By 2050, the World Health Organization's (WHO) cancer agency has cautioned that the number of newly reported cancer cases is anticipated to surpass 35 million, marking a 77% surge from the 2022 statistics.
The International Agency for Research on Cancer (IARC), a division of WHO, identified tobacco, alcohol, obesity and air pollution as pivotal contributors to this projected escalation.
The statement predicts a significant increase in new cancer cases, with an estimated 35 million in 2050, showing a 77% rise from the around 20 million cases reported in 2022. The growing global burden of cancer results from changes in demographics, population growth, and shifts in people's exposure to risk factors, many of which are associated with socioeconomic development.
The increase in cancer cases is mainly linked to major factors like tobacco, alcohol, and obesity, with air pollution remaining a significant contributor among environmental risk factors. Notably, the most developed nations are poised to observe the highest significant uptick in case numbers, projecting an additional 4.8 million new cases in 2050 compared to the 2022 estimates, according to WHO.
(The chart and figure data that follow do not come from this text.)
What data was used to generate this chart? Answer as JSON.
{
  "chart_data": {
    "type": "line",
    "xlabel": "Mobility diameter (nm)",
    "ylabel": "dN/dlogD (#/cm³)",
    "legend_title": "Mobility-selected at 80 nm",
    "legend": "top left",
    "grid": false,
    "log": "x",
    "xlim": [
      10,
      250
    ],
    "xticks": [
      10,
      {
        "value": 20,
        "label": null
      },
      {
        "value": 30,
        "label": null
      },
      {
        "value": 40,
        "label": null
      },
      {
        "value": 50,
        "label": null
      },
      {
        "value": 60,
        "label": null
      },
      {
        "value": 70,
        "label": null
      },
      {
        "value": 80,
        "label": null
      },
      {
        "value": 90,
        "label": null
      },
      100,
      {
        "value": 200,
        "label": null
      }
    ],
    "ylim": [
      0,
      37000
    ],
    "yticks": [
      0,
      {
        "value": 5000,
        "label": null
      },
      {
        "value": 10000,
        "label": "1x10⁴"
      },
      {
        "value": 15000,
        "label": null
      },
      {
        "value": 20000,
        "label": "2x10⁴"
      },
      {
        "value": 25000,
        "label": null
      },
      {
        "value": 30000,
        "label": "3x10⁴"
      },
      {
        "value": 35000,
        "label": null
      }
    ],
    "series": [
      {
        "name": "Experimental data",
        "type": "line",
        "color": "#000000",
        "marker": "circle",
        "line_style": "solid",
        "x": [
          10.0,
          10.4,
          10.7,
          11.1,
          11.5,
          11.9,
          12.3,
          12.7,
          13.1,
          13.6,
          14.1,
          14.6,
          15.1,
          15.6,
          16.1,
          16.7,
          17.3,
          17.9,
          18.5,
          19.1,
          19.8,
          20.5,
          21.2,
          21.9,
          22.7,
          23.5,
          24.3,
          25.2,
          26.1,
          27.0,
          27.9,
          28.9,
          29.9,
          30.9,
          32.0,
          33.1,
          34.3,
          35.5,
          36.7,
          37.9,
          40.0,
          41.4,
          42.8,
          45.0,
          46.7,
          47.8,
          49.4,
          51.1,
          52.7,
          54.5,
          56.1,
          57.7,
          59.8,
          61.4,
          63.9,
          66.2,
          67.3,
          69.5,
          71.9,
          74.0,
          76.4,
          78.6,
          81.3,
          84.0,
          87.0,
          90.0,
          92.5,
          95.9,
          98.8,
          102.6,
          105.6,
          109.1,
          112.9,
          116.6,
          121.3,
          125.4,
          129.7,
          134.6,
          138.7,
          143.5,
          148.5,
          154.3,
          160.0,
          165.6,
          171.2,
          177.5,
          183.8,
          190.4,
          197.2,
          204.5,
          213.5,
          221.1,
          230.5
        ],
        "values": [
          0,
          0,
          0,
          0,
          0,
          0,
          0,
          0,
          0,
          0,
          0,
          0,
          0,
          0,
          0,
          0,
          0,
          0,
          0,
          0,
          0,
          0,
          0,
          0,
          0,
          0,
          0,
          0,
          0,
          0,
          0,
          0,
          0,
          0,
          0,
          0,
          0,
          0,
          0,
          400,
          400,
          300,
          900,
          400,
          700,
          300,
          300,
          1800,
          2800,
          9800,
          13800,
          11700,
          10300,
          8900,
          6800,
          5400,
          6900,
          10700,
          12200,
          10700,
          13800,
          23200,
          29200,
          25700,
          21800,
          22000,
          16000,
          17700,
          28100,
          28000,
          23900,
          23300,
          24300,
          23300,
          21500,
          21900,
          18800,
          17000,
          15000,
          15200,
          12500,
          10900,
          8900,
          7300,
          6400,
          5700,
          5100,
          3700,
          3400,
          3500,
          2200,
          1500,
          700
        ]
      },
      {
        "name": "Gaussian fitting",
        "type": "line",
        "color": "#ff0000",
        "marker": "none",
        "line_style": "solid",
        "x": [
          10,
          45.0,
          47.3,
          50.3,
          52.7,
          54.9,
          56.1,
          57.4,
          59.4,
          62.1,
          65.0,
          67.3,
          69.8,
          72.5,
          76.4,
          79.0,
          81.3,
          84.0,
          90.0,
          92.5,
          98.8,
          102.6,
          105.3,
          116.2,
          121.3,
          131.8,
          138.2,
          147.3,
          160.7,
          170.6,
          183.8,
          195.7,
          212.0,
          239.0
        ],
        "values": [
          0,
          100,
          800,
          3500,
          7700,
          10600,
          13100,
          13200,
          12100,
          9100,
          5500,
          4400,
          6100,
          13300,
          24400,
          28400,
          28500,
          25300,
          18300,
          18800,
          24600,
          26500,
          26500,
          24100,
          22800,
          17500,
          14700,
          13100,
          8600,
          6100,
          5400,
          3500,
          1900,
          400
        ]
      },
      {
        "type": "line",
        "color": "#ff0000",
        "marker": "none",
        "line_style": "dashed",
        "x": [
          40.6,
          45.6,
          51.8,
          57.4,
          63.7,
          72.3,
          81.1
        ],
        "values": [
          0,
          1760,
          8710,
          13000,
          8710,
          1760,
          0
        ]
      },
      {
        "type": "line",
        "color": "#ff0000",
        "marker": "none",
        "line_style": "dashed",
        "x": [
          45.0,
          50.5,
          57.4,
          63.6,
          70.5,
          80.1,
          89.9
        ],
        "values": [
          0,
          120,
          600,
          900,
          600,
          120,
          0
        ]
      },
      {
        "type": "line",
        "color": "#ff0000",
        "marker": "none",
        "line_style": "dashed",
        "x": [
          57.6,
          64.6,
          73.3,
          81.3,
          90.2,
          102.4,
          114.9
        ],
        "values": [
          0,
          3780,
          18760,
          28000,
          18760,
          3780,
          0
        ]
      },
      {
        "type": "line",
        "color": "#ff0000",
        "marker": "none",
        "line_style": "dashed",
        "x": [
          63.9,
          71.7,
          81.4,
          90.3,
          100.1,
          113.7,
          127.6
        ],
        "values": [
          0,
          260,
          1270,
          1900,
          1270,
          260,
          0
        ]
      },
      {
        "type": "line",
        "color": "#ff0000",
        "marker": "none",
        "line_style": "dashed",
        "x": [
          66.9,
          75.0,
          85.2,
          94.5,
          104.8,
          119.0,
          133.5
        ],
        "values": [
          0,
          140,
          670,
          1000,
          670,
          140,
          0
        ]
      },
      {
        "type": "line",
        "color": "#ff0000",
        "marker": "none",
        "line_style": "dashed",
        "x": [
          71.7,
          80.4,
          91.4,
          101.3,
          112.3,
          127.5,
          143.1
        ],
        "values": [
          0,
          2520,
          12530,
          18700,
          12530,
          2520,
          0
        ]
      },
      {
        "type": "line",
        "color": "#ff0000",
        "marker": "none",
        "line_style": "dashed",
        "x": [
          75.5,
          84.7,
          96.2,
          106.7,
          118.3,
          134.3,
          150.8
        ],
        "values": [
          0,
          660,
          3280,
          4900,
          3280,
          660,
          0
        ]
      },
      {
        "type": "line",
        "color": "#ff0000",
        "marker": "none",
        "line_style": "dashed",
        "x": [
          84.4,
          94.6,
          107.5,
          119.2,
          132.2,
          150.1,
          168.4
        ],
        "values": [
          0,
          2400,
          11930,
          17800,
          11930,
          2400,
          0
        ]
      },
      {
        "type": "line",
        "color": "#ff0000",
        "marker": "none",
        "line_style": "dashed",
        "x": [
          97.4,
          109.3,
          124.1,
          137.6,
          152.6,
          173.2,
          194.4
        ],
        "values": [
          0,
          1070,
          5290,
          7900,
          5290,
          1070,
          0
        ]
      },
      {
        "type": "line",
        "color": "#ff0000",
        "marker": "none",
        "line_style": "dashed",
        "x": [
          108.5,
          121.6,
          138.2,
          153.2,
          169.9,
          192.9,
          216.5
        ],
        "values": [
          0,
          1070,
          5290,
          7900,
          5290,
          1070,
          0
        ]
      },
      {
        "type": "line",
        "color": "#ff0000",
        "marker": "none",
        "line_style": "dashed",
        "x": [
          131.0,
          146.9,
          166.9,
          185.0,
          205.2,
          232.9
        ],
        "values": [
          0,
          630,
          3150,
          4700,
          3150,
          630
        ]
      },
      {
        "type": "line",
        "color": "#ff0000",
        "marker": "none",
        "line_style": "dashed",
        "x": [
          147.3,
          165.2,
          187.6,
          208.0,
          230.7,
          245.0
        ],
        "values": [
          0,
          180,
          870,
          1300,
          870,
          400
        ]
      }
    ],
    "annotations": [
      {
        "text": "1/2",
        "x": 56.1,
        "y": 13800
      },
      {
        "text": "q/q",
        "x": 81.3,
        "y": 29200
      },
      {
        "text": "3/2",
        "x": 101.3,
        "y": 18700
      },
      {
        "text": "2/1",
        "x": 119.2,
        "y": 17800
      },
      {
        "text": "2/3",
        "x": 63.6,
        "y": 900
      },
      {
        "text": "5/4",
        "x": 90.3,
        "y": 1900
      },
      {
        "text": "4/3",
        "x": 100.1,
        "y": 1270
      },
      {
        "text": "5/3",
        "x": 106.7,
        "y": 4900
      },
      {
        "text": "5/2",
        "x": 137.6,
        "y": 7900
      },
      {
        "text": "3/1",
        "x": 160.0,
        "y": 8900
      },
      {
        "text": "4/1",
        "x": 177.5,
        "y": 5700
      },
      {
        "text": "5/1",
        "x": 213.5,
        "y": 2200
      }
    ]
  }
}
Conversely, countries scoring lower on the United Nations' Human Development Index (HDI) are projected to experience the most significant proportional rise, reaching 142%. Meanwhile, countries falling within the medium HDI range are slated for a 99% surge. The WHO emphasizes that cancer mortality in these nations is anticipated to nearly double by 2050.
Freddie Bray, the head of the cancer surveillance branch at IARC, underscores the uneven distribution of the impending increase, emphasizing that countries with limited resources to manage their cancer burdens will bear the brunt of the escalating global cancer crisis.